# Create YAML file to pull the operators for parameterization 

In [None]:
import geopandas as gpd
import intake
import pandas as pd

catalog = intake.open_catalog("./*.yml")

In [None]:
import yaml

In [None]:
def overwrite_yaml(PORTFOLIO_SITE_YAML, SITE_NAME):
    """
    PORTFOLIO_SITE_YAML: str
                        relative path to where the yaml is for portfolio
                        '../portfolio/analyses.yml' or '../portfolio/sites.yml'
    SITE_NAME: str
                name given to this analysis 
                'parallel_corridors', 'rt', 'dla'
    """
    df = catalog.competitive_route_variability.read()
    
    districts = sorted(list(df[df.caltrans_district.notna()].caltrans_district.unique()))

    # Eric's example
    # https://github.com/cal-itp/data-analyses/blob/main/rt_delay/04_generate_all.ipynb

    with open(PORTFOLIO_SITE_YAML) as analyses:
        analyses_data = yaml.load(analyses, yaml.Loader)
    
    # https://stackoverflow.com/questions/2170900/get-first-list-index-containing-sub-string
    # Find the index for where parallel_corridors analysis is located
    site_index = [idx for idx, s in enumerate(analyses_data["sites"]) if 
              SITE_NAME in s['name']][0]
    
    # list any ITP IDs to be excluded, either because of invalid data or just too few results
    exclude_ids = [0]

    # Loop through each district, grab the valid itp_ids
    # populate each dict key (caption, params, sections) needed to go into analyses.yml
    chapters_list = []
    for district in districts:
        chapter_dict = {}
        subset = df[(df.caltrans_district == district) & 
                    (df.route_group.notna()) & 
                    (~df.calitp_itp_id.isin(exclude_ids))
                   ]
        chapter_dict['caption'] = f'District {district}'
        chapter_dict['params'] = {'district': district}
        chapter_dict['sections'] = [{'itp_id': itp_id} for itp_id in 
                                    subset.calitp_itp_id.unique().tolist()]
        chapters_list += [chapter_dict]

    # Make this into a list item
    parts_list = [{'chapters': chapters_list}]

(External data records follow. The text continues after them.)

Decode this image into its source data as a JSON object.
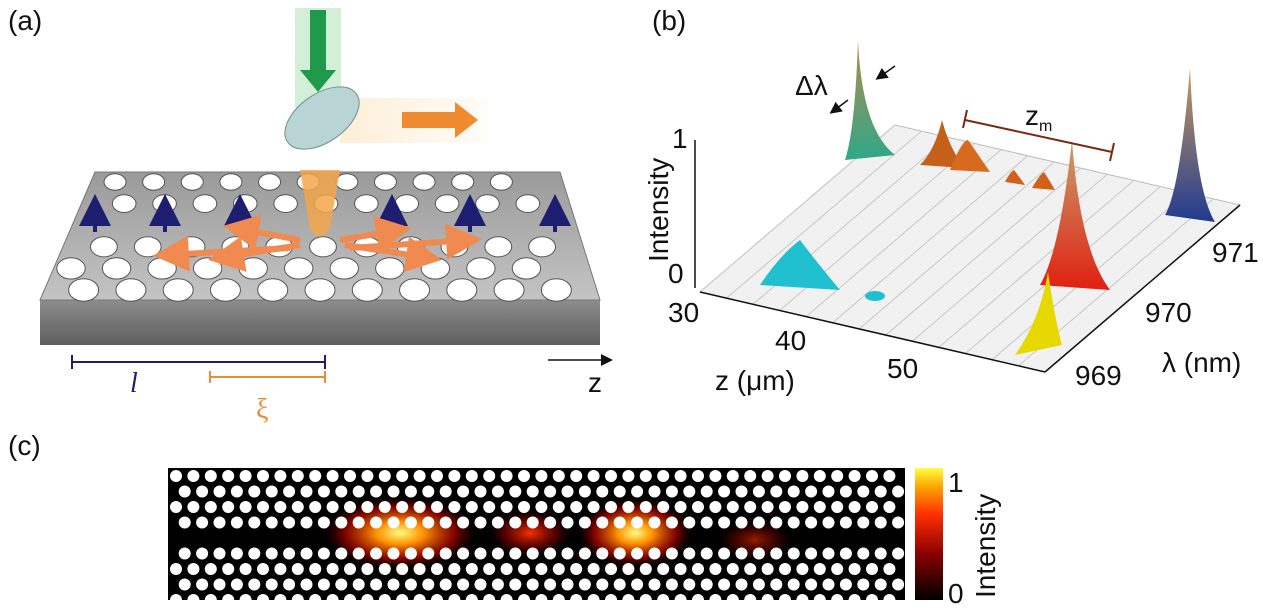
{
  "panel_a": {
    "label": "(a)",
    "length_label": "l",
    "xi_label": "ξ",
    "axis_label": "z"
  },
  "panel_b": {
    "label": "(b)",
    "delta_label": "Δλ",
    "zm_label": {
      "main": "z",
      "sub": "m"
    },
    "y_axis_title": "Intensity",
    "y_ticks": [
      0,
      1
    ],
    "z_ticks": [
      30,
      40,
      50
    ],
    "z_axis_title": "z (μm)",
    "lambda_ticks": [
      969,
      970,
      971
    ],
    "lambda_axis_title": "λ (nm)"
  },
  "panel_c": {
    "label": "(c)",
    "colorbar_ticks": [
      1,
      0
    ],
    "colorbar_title": "Intensity"
  }
}
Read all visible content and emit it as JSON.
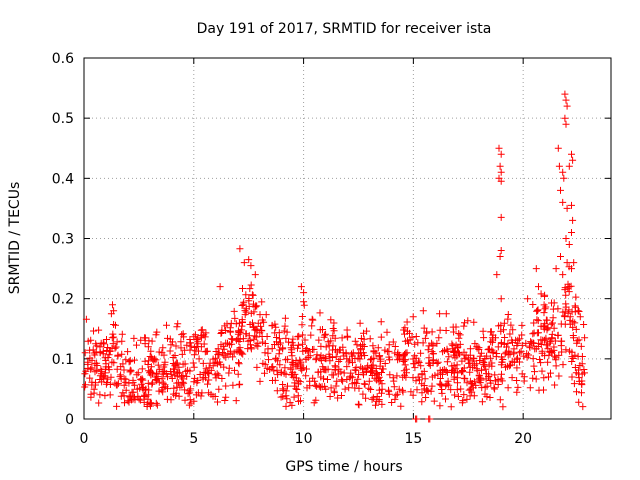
{
  "chart_data": {
    "type": "scatter",
    "title": "Day 191 of 2017, SRMTID for receiver ista",
    "xlabel": "GPS time / hours",
    "ylabel": "SRMTID / TECUs",
    "xlim": [
      0,
      24
    ],
    "ylim": [
      0,
      0.6
    ],
    "xticks": [
      0,
      5,
      10,
      15,
      20
    ],
    "xtick_labels": [
      "0",
      "5",
      "10",
      "15",
      "20"
    ],
    "yticks": [
      0,
      0.1,
      0.2,
      0.3,
      0.4,
      0.5,
      0.6
    ],
    "ytick_labels": [
      "0",
      "0.1",
      "0.2",
      "0.3",
      "0.4",
      "0.5",
      "0.6"
    ],
    "grid": true,
    "marker": "+",
    "series": [
      {
        "name": "SRMTID",
        "color": "#ff0000",
        "baseline_profile": [
          [
            0.0,
            0.085
          ],
          [
            1.0,
            0.085
          ],
          [
            1.3,
            0.12
          ],
          [
            1.6,
            0.085
          ],
          [
            2.0,
            0.065
          ],
          [
            3.0,
            0.07
          ],
          [
            4.0,
            0.085
          ],
          [
            5.0,
            0.095
          ],
          [
            6.0,
            0.09
          ],
          [
            7.0,
            0.12
          ],
          [
            7.5,
            0.17
          ],
          [
            8.0,
            0.14
          ],
          [
            9.0,
            0.085
          ],
          [
            9.8,
            0.085
          ],
          [
            10.0,
            0.12
          ],
          [
            10.5,
            0.1
          ],
          [
            12.0,
            0.095
          ],
          [
            13.0,
            0.09
          ],
          [
            14.0,
            0.085
          ],
          [
            15.0,
            0.09
          ],
          [
            16.0,
            0.095
          ],
          [
            17.0,
            0.085
          ],
          [
            18.0,
            0.09
          ],
          [
            19.0,
            0.1
          ],
          [
            20.0,
            0.11
          ],
          [
            21.0,
            0.14
          ],
          [
            21.7,
            0.12
          ],
          [
            22.0,
            0.2
          ],
          [
            22.5,
            0.1
          ],
          [
            22.8,
            0.08
          ]
        ],
        "spread": 0.035,
        "n_points": 1400,
        "seed": 191,
        "points": [
          [
            1.3,
            0.19
          ],
          [
            1.35,
            0.18
          ],
          [
            1.25,
            0.175
          ],
          [
            7.1,
            0.283
          ],
          [
            7.3,
            0.26
          ],
          [
            7.5,
            0.265
          ],
          [
            7.6,
            0.255
          ],
          [
            7.8,
            0.24
          ],
          [
            6.2,
            0.22
          ],
          [
            9.9,
            0.22
          ],
          [
            10.0,
            0.21
          ],
          [
            10.0,
            0.195
          ],
          [
            18.9,
            0.45
          ],
          [
            19.0,
            0.44
          ],
          [
            18.95,
            0.42
          ],
          [
            19.0,
            0.41
          ],
          [
            18.9,
            0.4
          ],
          [
            19.0,
            0.395
          ],
          [
            19.0,
            0.335
          ],
          [
            19.0,
            0.28
          ],
          [
            18.95,
            0.27
          ],
          [
            18.8,
            0.24
          ],
          [
            19.0,
            0.2
          ],
          [
            21.6,
            0.45
          ],
          [
            21.65,
            0.42
          ],
          [
            21.9,
            0.54
          ],
          [
            21.95,
            0.53
          ],
          [
            22.0,
            0.52
          ],
          [
            21.9,
            0.5
          ],
          [
            21.95,
            0.49
          ],
          [
            22.2,
            0.44
          ],
          [
            22.25,
            0.43
          ],
          [
            22.1,
            0.42
          ],
          [
            21.8,
            0.41
          ],
          [
            21.85,
            0.4
          ],
          [
            21.7,
            0.38
          ],
          [
            21.8,
            0.36
          ],
          [
            22.0,
            0.35
          ],
          [
            22.2,
            0.355
          ],
          [
            22.25,
            0.33
          ],
          [
            22.2,
            0.31
          ],
          [
            21.95,
            0.3
          ],
          [
            22.1,
            0.29
          ],
          [
            21.7,
            0.27
          ],
          [
            22.0,
            0.26
          ],
          [
            22.3,
            0.26
          ],
          [
            22.2,
            0.25
          ],
          [
            21.8,
            0.24
          ],
          [
            21.5,
            0.25
          ],
          [
            20.6,
            0.25
          ],
          [
            22.1,
            0.22
          ],
          [
            21.9,
            0.215
          ],
          [
            22.5,
            0.18
          ],
          [
            22.6,
            0.17
          ],
          [
            20.7,
            0.22
          ],
          [
            20.2,
            0.2
          ],
          [
            15.1,
            0.0
          ],
          [
            15.15,
            0.0
          ],
          [
            15.7,
            0.0
          ],
          [
            15.75,
            0.0
          ],
          [
            15.5,
            0.05
          ],
          [
            15.6,
            0.048
          ],
          [
            15.45,
            0.18
          ],
          [
            16.5,
            0.175
          ]
        ]
      }
    ]
  }
}
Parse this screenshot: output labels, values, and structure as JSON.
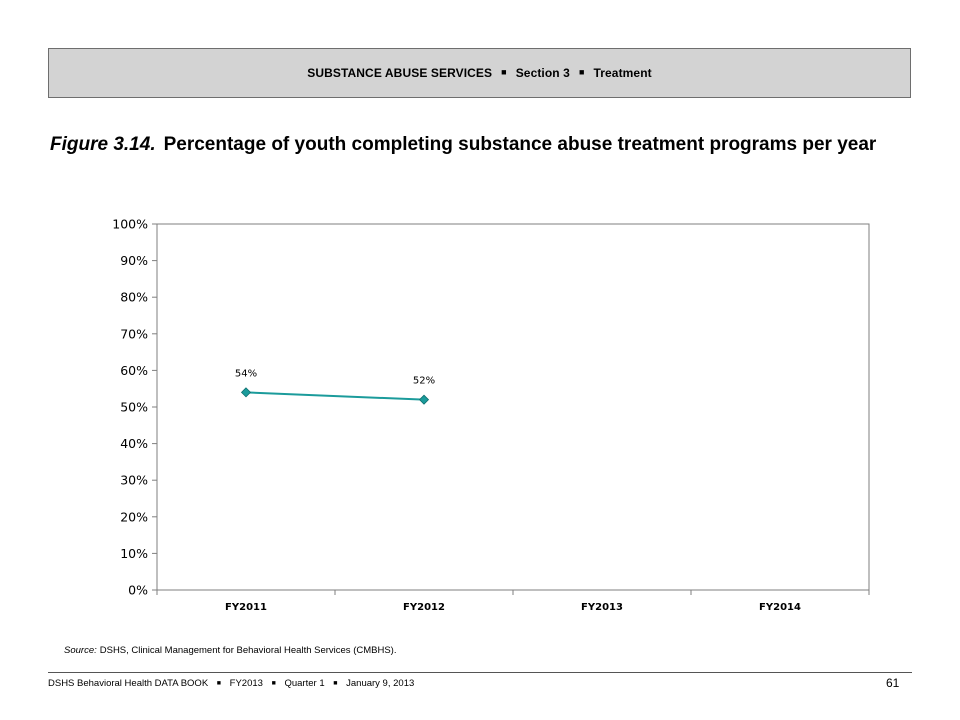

    analyses_data['sites'][site_index]['parts'] = parts_list
    
    output = yaml.dump(analyses_data)

    with open(PORTFOLIO_SITE_YAML, 'w') as analyses:
        analyses.write(output)
    
    print("YAML for site generated")
    
    return chapters_list

In [None]:
PORTFOLIO_SITE_YAML = "../portfolio/analyses.yml"
SITE_NAME = "parallel_corridors"

In [None]:
# Use my YAML to grab RT ones
itp_dict = overwrite_yaml(PORTFOLIO_SITE_YAML, SITE_NAME)

In [None]:
parallel_corridors_itp_ids = []
rt_itp_ids = []

In [None]:
with open(PORTFOLIO_SITE_YAML) as analyses:
    analyses_data = yaml.load(analyses, yaml.Loader)
    
RT_SITE = "rt"
rt_site_index = [idx for idx, s in enumerate(analyses_data["sites"]) if 
                 RT_SITE in s['name']][0]

In [None]:
rt_chapters = analyses_data['sites'][rt_site_index]['parts'][0]["chapters"]

rt_itp_ids = []

for x, chapter in enumerate(rt_chapters):
    section_dict = chapter["sections"]
    for i, list_item in enumerate(section_dict):
        rt_itp_ids.append(list_item['itp_id'])